Neues thermisches Material kann den Kühlbedarf von Rechenzentren um 13 Prozent senken

https://www.sciencealert.com/new-thermal-material-could-slash-data-center-cooling-demands?utm_source=reddit_post

5 Comments

  1. sciencealert on

    Summary:

    Meeting the world’s data storage demands [is costly](https://www.sciencealert.com/google-pivots-to-nuclear-reactors-to-power-its-artificial-intelligence), in terms of money, energy, and environmental impact – but a new material could significantly improve the cooling of our data centers while also making our home and business electronics more energy efficient.

    Currently, bulky and energy-intensive cooling solutions are typically deployed to chill out the hardware holding our data, adding up to [about 40 percent](https://www.energy.gov/articles/doe-announces-40-million-more-efficient-cooling-data-centers) of overall data center energy use (around 8 terawatt-hours every year).

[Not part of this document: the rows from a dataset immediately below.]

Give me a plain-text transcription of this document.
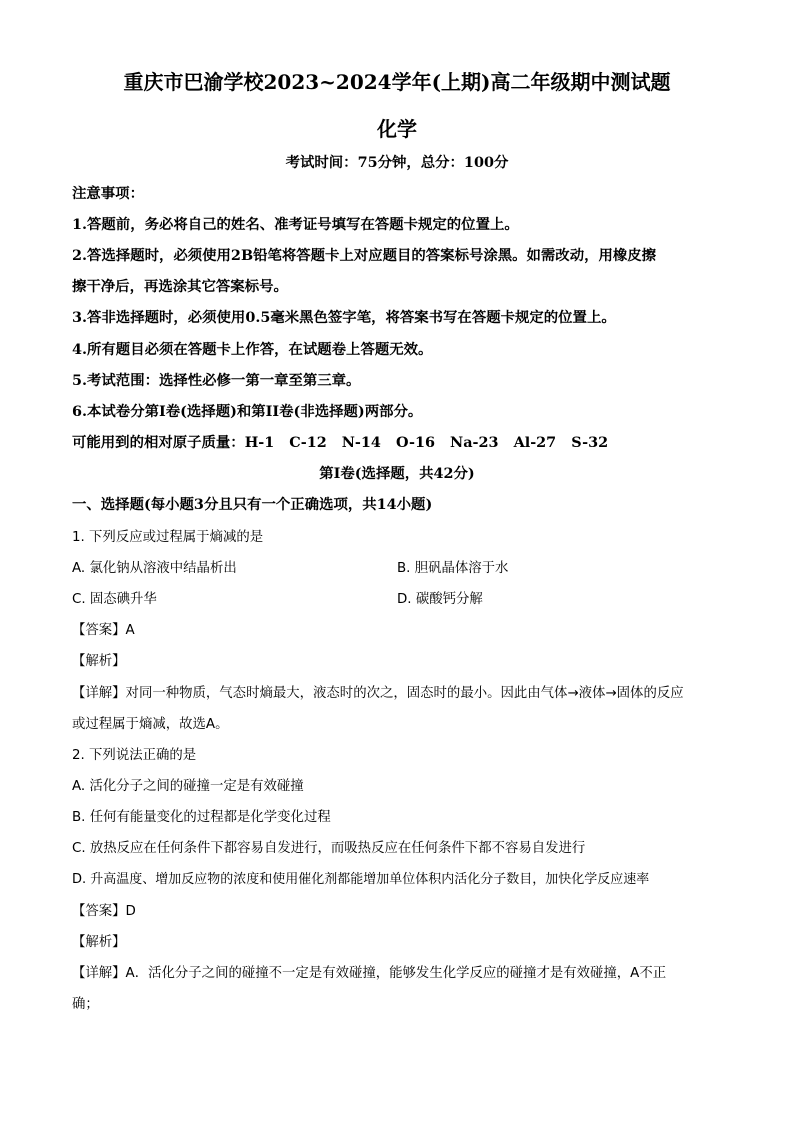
重庆市巴渝学校2023~2024学年(上期)高二年级期中测试题
化学
考试时间：75分钟，总分：100分
注意事项：
1.答题前，务必将自己的姓名、准考证号填写在答题卡规定的位置上。
2.答选择题时，必须使用2B铅笔将答题卡上对应题目的答案标号涂黑。如需改动，用橡皮擦
擦干净后，再选涂其它答案标号。
3.答非选择题时，必须使用0.5毫米黑色签字笔，将答案书写在答题卡规定的位置上。
4.所有题目必须在答题卡上作答，在试题卷上答题无效。
5.考试范围：选择性必修一第一章至第三章。
6.本试卷分第I卷(选择题)和第II卷(非选择题)两部分。
可能用到的相对原子质量：H-1   C-12   N-14   O-16   Na-23   Al-27   S-32
第I卷(选择题，共42分)
一、选择题(每小题3分且只有一个正确选项，共14小题)
1. 下列反应或过程属于熵减的是
A. 氯化钠从溶液中结晶析出	B. 胆矾晶体溶于水
C. 固态碘升华	D. 碳酸钙分解
【答案】A
【解析】
【详解】对同一种物质，气态时熵最大，液态时的次之，固态时的最小。因此由气体→液体→固体的反应
或过程属于熵减，故选A。
2. 下列说法正确的是
A. 活化分子之间的碰撞一定是有效碰撞
B. 任何有能量变化的过程都是化学变化过程
C. 放热反应在任何条件下都容易自发进行，而吸热反应在任何条件下都不容易自发进行
D. 升高温度、增加反应物的浓度和使用催化剂都能增加单位体积内活化分子数目，加快化学反应速率
【答案】D
【解析】
【详解】A．活化分子之间的碰撞不一定是有效碰撞，能够发生化学反应的碰撞才是有效碰撞，A不正
确；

    The team from the University of Texas at Austin and Sichuan University in China [estimates](https://cockrell.utexas.edu/news/archive/10078-new-thermal-interface-material-could-cool-down-energy-hungry-data-centers) around 13 percent of those 8 terawatt-hours could be shaved off by their new organic [thermal interface material](https://en.wikipedia.org/wiki/Thermal_interface_material) (TIM).

    The TIM substantially boosts the rate at which heat can be taken away from active electronic components and channeled into a heatsink for air or water to carry away.

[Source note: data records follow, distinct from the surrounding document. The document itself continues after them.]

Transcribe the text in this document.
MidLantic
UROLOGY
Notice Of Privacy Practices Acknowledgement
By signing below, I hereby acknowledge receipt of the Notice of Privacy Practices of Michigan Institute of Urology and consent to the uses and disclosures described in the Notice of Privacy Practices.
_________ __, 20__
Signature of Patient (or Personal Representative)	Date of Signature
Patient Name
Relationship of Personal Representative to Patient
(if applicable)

    That in turn means a lower demand on active cooling technologies, including fans and liquid cooling.

    Read the peer-reviewed paper: [https://www.nature.com/articles/s41565-024-01793-0](https://www.nature.com/articles/s41565-024-01793-0)

  2. The_Chubby_Dragoness on

    neat

    bet it’s cheaper to just drain aquafirs dry to generate apes tho

  3. No_Quote7705 on

    That’s a huge, a 13% cut in cooling demands could save tons of energy and lower costs. Let’s hope this tech gets widely adopted – our planet could use the break.

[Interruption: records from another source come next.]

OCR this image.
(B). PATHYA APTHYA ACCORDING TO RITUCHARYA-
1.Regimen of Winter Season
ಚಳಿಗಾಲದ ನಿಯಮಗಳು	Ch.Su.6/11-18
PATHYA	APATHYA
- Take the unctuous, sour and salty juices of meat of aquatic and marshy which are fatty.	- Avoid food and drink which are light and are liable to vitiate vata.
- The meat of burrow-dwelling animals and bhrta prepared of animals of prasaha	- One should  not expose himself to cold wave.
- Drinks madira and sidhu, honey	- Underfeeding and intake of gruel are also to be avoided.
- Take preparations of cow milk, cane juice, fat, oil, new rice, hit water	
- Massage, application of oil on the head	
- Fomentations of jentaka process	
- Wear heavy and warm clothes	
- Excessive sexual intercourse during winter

  4. Typical data center cooling & electrical overhead is 15%-20%, not the 40% quoted in the article. State of the art is 10%. A more-efficient thermal transfer from chip to cooling medium would allow data centers to run smaller temperature deltas in the cooling system, which would *slightly* improve that efficiency.

  5. Cool, how about gaming laptops? Cause God damn these things laptops run hella hot.